Tuol Sleng Genocide Museum

Victims of the Cambodian genocideVisitors viewing an exhibit showing photos of victims of the Cambodian genocide; at the Tuol Sleng Genocide Museum in Phnom Penh, Cambodia.

Tuol Sleng Genocide Museum, museum and former prison in Phnom Penh, Cambodia, that commemorates the genocide carried out by the Khmer Rouge government under Pol Pot in the 1970s. It opened to the public as a museum and war memorial in 1980.

Located around a courtyard lined with palm trees, these four whitewashed, three-story buildings with corridors running alongside the upper balconies were formerly a school. The structures were built in 1962. Under the Khmer Rouge, the compound became a brutal security prison and interrogation facility code-named “S-21” (shortened from “Security Office 21”). Between April 1975 and January 1979, it was enclosed by electric barbed wire, and the classrooms were turned into cell blocks with barred windows, interrogation rooms, and torture chambers. Many of the cell blocks were made of rough brickwork or wood partitions and measured only 2.6 feet (0.8 meter) wide and 6.5 feet (2 meters) long. Prisoners were brought in and abused until they confessed to “crimes” against Pol Pot’s regime. They were then executed and buried in mass graves at the killing fields of Choeung Ek.

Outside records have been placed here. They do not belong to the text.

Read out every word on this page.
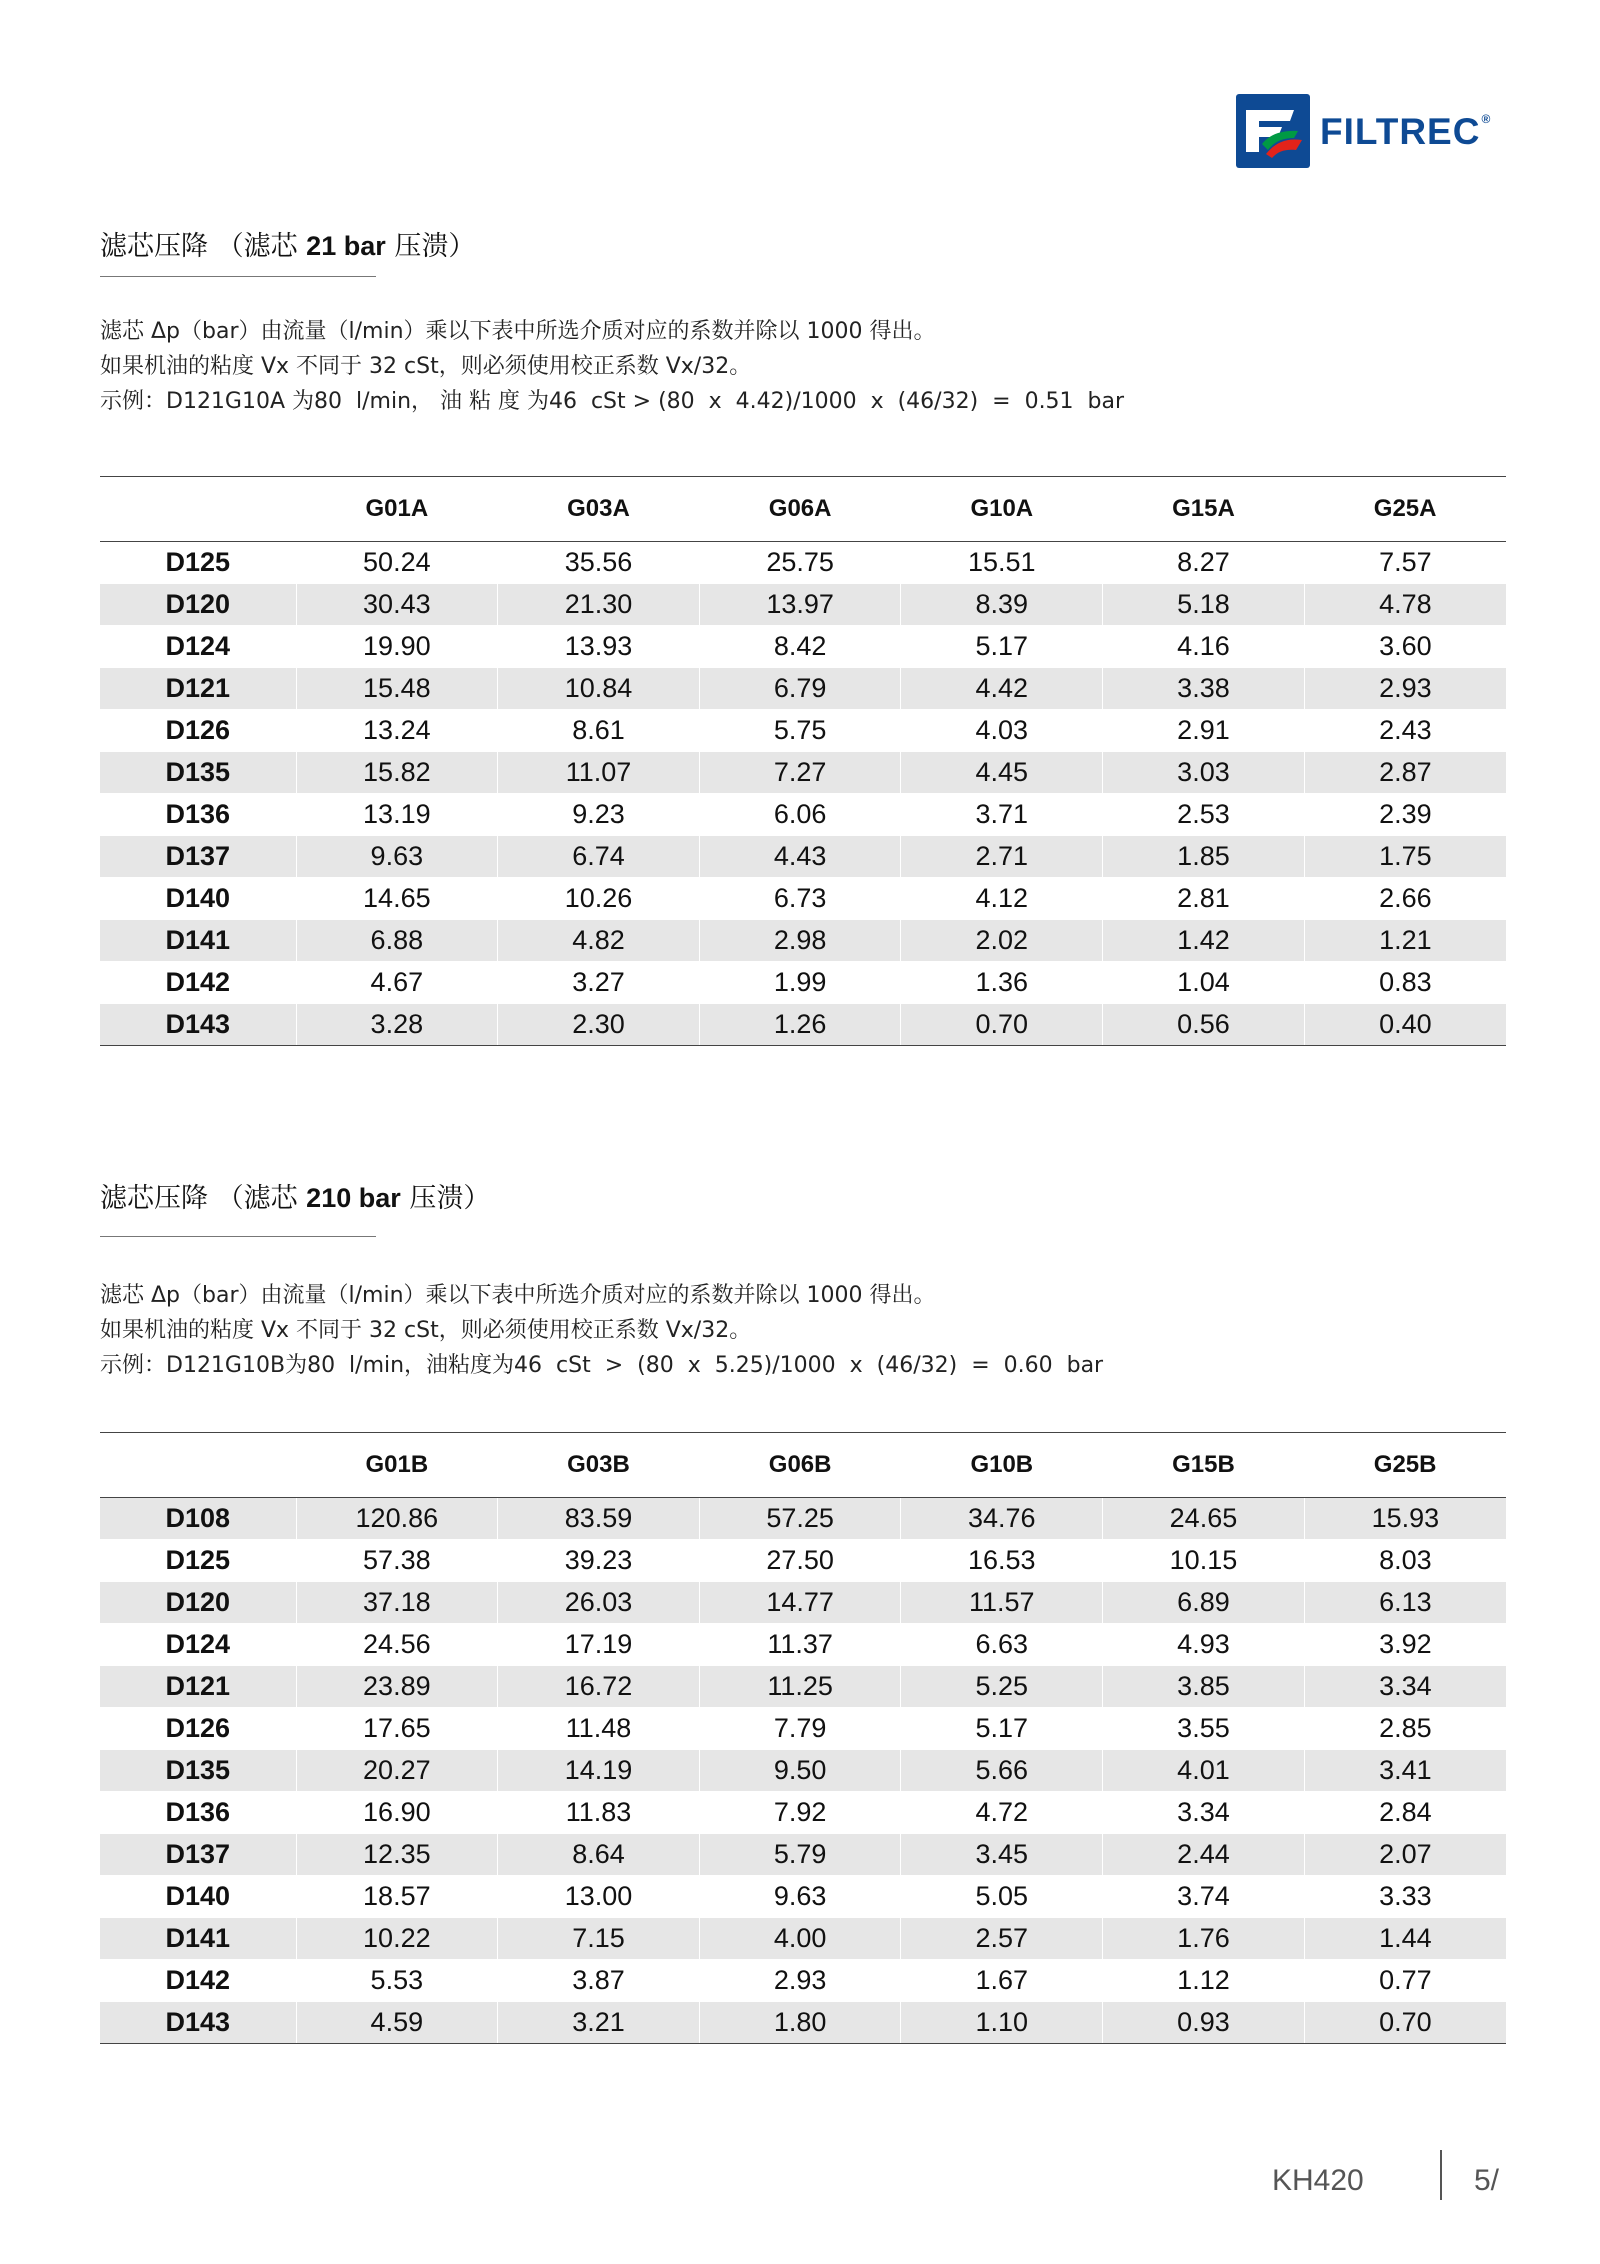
FILTREC®
滤芯压降 （滤芯 21 bar 压溃）
滤芯 Δp（bar）由流量（l/min）乘以下表中所选介质对应的系数并除以 1000 得出。
如果机油的粘度 Vx 不同于 32 cSt，则必须使用校正系数 Vx/32。
示例：D121G10A 为80  l/min， 油 粘 度 为46  cSt > (80  x  4.42)/1000  x  (46/32)  =  0.51  bar
	G01A	G03A	G06A	G10A	G15A	G25A
D125	50.24	35.56	25.75	15.51	8.27	7.57
D120	30.43	21.30	13.97	8.39	5.18	4.78
D124	19.90	13.93	8.42	5.17	4.16	3.60
D121	15.48	10.84	6.79	4.42	3.38	2.93
D126	13.24	8.61	5.75	4.03	2.91	2.43
D135	15.82	11.07	7.27	4.45	3.03	2.87
D136	13.19	9.23	6.06	3.71	2.53	2.39
D137	9.63	6.74	4.43	2.71	1.85	1.75
D140	14.65	10.26	6.73	4.12	2.81	2.66
D141	6.88	4.82	2.98	2.02	1.42	1.21
D142	4.67	3.27	1.99	1.36	1.04	0.83
D143	3.28	2.30	1.26	0.70	0.56	0.40
滤芯压降 （滤芯 210 bar 压溃）
滤芯 Δp（bar）由流量（l/min）乘以下表中所选介质对应的系数并除以 1000 得出。
如果机油的粘度 Vx 不同于 32 cSt，则必须使用校正系数 Vx/32。
示例：D121G10B为80  l/min，油粘度为46  cSt  >  (80  x  5.25)/1000  x  (46/32)  =  0.60  bar
	G01B	G03B	G06B	G10B	G15B	G25B
D108	120.86	83.59	57.25	34.76	24.65	15.93
D125	57.38	39.23	27.50	16.53	10.15	8.03
D120	37.18	26.03	14.77	11.57	6.89	6.13
D124	24.56	17.19	11.37	6.63	4.93	3.92
D121	23.89	16.72	11.25	5.25	3.85	3.34
D126	17.65	11.48	7.79	5.17	3.55	2.85
D135	20.27	14.19	9.50	5.66	4.01	3.41
D136	16.90	11.83	7.92	4.72	3.34	2.84
D137	12.35	8.64	5.79	3.45	2.44	2.07
D140	18.57	13.00	9.63	5.05	3.74	3.33
D141	10.22	7.15	4.00	2.57	1.76	1.44
D142	5.53	3.87	2.93	1.67	1.12	0.77
D143	4.59	3.21	1.80	1.10	0.93	0.70
KH420	5/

Only 12 out of Tuol Sleng’s estimated 20,000 prisoners survived. The chilling exhibits on display include torture instruments, a rusty iron bedframe where many prisoners were murdered, and walls lined with black-and-white mug shots taken before, and sometimes after, victims’ interrogation and torture ordeals. A series of paintings by Vann Nath, a Cambodian artist who survived only because he was chosen to make portraits of Pol Pot as propaganda for the masses, depict life at Tuol Sleng and the various torture methods used on prisoners.

Since its opening in 1980 as a memorial to one of the 20th century’s most disturbing events, the buildings have been largely left as they were when the Khmer Rouge were driven out by Vietnamese forces in 1979. Were it not for a noticeboard outside one of the blocks listing the security regulations to which prisoners had to adhere, it would seem unthinkable that a genocidal holocaust had taken place within this peaceful, sun-soaked compound. In 2015 a memorial monument was erected in the courtyard, featuring a nonreligious stupa 20 feet (6 meters) in height surrounded by black marble plaques listing the names of all known victims of S-21.